30【追究】三

 確かに、弐朗と虎之助、刀子の三人は、根岸常彦の財布にあった金を三等分し、着服した。

 一人当たり一万四千円程度の臨時収入だ。

 ヨズミはそれを微笑みながら見守っていた。


 いやだってそれは、と弐朗が反論しようとしたところで、ヨズミが根岸に振り返って言う。


「うちでは不当でなければぶんどりの類いは認めてるんだ。キミの財布には四万と少し入っていたが、こちらが受けた被害ー…治療費、制服の弁償、手間賃等、諸々考えれば、もっと請求したっていいぐらいだよ」


 根岸は顔を覗き込んでくるヨズミから目を逸らし、弐朗を見つつ負けじと言い返してくる。弐朗はそんな根岸を「なんだコイツ」と目を丸くして眺めている。

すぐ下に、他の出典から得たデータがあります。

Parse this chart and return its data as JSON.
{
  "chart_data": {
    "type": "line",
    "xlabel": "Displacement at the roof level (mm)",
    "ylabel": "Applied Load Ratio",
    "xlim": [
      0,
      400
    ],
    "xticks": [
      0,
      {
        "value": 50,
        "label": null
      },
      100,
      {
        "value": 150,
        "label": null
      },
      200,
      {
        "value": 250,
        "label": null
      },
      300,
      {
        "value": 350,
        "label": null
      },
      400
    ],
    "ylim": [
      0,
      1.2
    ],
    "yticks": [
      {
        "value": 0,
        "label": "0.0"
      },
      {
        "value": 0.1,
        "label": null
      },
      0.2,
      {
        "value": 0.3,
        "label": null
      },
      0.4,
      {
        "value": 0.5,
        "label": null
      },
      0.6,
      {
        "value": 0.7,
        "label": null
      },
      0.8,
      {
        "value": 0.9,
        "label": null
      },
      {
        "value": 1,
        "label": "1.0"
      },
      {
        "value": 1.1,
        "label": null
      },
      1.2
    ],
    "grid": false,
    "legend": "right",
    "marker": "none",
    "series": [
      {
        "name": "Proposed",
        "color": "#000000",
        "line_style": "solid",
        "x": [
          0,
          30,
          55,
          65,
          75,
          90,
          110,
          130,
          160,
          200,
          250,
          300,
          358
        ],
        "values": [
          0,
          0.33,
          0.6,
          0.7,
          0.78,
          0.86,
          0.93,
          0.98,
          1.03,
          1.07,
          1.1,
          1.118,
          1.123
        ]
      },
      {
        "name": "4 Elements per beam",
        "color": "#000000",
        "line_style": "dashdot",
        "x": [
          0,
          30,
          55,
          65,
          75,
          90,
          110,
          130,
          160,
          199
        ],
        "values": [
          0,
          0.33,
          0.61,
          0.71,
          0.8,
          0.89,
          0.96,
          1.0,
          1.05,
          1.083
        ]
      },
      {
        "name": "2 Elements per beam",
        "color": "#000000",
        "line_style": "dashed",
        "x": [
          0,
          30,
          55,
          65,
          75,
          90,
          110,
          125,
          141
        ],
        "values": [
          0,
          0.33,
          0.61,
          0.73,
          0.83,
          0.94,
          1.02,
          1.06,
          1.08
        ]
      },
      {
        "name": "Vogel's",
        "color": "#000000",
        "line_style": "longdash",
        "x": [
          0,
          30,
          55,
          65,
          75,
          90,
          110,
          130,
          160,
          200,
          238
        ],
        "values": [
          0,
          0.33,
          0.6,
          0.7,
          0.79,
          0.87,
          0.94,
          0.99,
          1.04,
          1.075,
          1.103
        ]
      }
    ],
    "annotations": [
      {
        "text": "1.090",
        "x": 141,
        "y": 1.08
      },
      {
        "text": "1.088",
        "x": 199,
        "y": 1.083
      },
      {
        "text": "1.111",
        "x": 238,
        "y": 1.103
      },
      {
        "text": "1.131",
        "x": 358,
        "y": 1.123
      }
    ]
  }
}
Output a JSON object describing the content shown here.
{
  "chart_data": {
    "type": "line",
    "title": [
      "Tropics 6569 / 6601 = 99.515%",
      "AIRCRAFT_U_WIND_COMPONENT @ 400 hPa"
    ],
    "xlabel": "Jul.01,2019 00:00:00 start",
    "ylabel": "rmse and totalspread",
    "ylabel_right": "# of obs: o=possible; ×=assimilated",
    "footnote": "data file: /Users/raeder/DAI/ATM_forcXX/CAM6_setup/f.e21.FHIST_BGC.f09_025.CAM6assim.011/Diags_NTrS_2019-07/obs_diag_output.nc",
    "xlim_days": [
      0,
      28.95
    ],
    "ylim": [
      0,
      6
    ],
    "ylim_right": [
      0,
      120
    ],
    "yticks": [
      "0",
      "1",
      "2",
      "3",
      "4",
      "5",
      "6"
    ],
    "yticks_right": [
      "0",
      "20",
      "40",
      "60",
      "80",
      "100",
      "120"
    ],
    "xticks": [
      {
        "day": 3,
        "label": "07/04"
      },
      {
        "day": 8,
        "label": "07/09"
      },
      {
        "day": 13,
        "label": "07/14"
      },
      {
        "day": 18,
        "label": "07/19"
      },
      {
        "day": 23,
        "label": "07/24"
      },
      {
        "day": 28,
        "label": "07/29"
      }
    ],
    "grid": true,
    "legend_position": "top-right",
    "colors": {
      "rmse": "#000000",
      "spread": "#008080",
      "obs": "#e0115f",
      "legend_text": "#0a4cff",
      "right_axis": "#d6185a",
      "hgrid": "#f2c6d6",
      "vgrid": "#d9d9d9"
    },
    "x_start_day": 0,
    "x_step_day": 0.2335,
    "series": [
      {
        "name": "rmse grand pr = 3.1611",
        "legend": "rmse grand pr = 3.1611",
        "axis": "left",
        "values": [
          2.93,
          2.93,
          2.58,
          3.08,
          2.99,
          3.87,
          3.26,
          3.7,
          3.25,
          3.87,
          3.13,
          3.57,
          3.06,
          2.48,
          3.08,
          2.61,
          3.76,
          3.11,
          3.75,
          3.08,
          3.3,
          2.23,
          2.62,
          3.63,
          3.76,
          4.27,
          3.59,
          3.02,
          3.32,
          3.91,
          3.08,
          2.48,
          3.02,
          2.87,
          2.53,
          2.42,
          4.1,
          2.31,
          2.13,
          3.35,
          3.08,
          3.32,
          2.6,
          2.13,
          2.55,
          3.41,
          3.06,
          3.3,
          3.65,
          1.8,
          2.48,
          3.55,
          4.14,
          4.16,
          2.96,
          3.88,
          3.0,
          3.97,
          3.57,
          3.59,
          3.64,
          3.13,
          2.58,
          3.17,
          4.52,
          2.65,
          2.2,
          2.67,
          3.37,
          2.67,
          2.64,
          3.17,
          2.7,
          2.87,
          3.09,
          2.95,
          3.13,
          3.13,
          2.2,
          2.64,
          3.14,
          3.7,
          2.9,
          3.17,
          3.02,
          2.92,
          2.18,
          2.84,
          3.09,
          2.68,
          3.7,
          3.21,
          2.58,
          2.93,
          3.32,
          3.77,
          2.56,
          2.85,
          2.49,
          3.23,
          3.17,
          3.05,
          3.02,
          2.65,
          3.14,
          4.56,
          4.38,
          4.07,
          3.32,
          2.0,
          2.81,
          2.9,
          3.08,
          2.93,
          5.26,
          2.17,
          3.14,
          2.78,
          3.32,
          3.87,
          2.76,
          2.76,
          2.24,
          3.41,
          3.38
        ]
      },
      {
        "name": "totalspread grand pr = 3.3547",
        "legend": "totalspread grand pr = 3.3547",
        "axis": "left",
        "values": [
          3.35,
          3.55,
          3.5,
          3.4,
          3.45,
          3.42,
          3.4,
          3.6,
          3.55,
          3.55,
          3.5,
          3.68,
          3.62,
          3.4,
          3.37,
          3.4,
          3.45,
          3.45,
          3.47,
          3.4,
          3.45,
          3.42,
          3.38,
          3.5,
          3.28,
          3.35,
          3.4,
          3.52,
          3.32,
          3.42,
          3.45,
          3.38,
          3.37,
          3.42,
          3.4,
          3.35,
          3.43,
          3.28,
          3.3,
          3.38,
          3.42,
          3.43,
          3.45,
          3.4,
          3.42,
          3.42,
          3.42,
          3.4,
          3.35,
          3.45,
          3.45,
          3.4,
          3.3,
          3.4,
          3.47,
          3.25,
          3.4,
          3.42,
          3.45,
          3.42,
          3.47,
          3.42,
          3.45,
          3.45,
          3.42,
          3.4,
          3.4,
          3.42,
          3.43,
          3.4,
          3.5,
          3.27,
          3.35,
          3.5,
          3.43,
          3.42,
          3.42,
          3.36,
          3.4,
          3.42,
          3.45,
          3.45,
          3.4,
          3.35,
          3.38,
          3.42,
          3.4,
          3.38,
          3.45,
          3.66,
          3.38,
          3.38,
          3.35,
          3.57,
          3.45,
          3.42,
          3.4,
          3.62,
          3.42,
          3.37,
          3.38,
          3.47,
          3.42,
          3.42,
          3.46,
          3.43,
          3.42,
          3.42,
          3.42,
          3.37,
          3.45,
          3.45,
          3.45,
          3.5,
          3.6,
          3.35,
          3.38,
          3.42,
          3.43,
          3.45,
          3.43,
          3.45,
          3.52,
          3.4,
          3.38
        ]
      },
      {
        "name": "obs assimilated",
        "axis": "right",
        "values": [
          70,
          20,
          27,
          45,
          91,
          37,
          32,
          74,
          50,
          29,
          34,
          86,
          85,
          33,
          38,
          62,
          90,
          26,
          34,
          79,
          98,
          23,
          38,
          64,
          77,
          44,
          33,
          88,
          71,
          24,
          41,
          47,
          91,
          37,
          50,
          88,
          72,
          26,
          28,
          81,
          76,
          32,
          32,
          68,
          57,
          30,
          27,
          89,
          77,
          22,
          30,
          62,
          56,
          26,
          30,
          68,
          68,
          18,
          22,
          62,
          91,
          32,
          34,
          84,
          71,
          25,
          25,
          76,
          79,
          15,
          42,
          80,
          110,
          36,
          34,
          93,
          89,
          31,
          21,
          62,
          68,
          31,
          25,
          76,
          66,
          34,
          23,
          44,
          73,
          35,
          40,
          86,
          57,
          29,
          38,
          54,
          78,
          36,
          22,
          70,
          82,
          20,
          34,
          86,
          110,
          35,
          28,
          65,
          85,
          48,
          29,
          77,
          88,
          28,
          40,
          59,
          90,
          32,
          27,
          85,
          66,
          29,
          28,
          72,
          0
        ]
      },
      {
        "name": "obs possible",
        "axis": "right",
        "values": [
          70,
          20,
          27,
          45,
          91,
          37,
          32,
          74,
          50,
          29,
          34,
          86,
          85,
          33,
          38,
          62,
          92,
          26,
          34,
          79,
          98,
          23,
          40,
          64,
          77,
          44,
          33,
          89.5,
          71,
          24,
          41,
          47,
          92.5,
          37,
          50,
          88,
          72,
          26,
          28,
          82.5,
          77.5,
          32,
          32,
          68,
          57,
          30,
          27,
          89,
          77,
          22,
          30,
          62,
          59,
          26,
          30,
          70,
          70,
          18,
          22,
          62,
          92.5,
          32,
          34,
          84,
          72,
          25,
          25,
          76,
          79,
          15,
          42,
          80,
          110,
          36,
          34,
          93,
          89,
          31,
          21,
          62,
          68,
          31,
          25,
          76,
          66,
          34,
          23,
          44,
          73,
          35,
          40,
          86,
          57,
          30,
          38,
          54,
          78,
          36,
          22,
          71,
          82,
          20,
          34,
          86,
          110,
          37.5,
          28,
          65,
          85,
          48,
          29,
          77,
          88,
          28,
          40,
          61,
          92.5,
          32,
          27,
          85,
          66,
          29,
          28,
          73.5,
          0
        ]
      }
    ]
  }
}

「それって当たり屋の言い分と一緒じゃないですかァ。邪魔してきたのはあの人たちなのに……。俺だって刺されたし殴られたんですけど。それなのに俺だけお金盗られるのはおかしいと思うんですけどォ……」

「ハァ!? 邪魔って! それはお前があんなとこで人襲ってるからだろうが! 止められて当たり前だろ!? ああいうのは邪魔とは言わねェンだよ!!」

「おばさん襲ったのは俺じゃなくてあの鳥、えーと、キョウキ? でしたっけ? なんで。俺は指一本も触れてないんで」

「でも叫鬼の持ち主はキミだろう。責任の所在はキミにあるのでは? キミが襲うよう仕向けたんじゃないのかい。キミは「邪魔された」と言うが、我々はキミの何を邪魔したことになるのかな。夏頃から京都で使い手を襲撃していたのもキミなんだろう?」

「そうだそうだ! お前がやらせてんだからお前が責任取って当たり前なんだよ!」

「ゆうざいゆうざい! あっとうてきぎるてぃ」

「あ。えっと。よくわかんないです」


 弐朗と刀子がわあわあと言い募れば、根岸は締まりのない顔でへらりと笑い、そのまま口を閉ざしてしまう。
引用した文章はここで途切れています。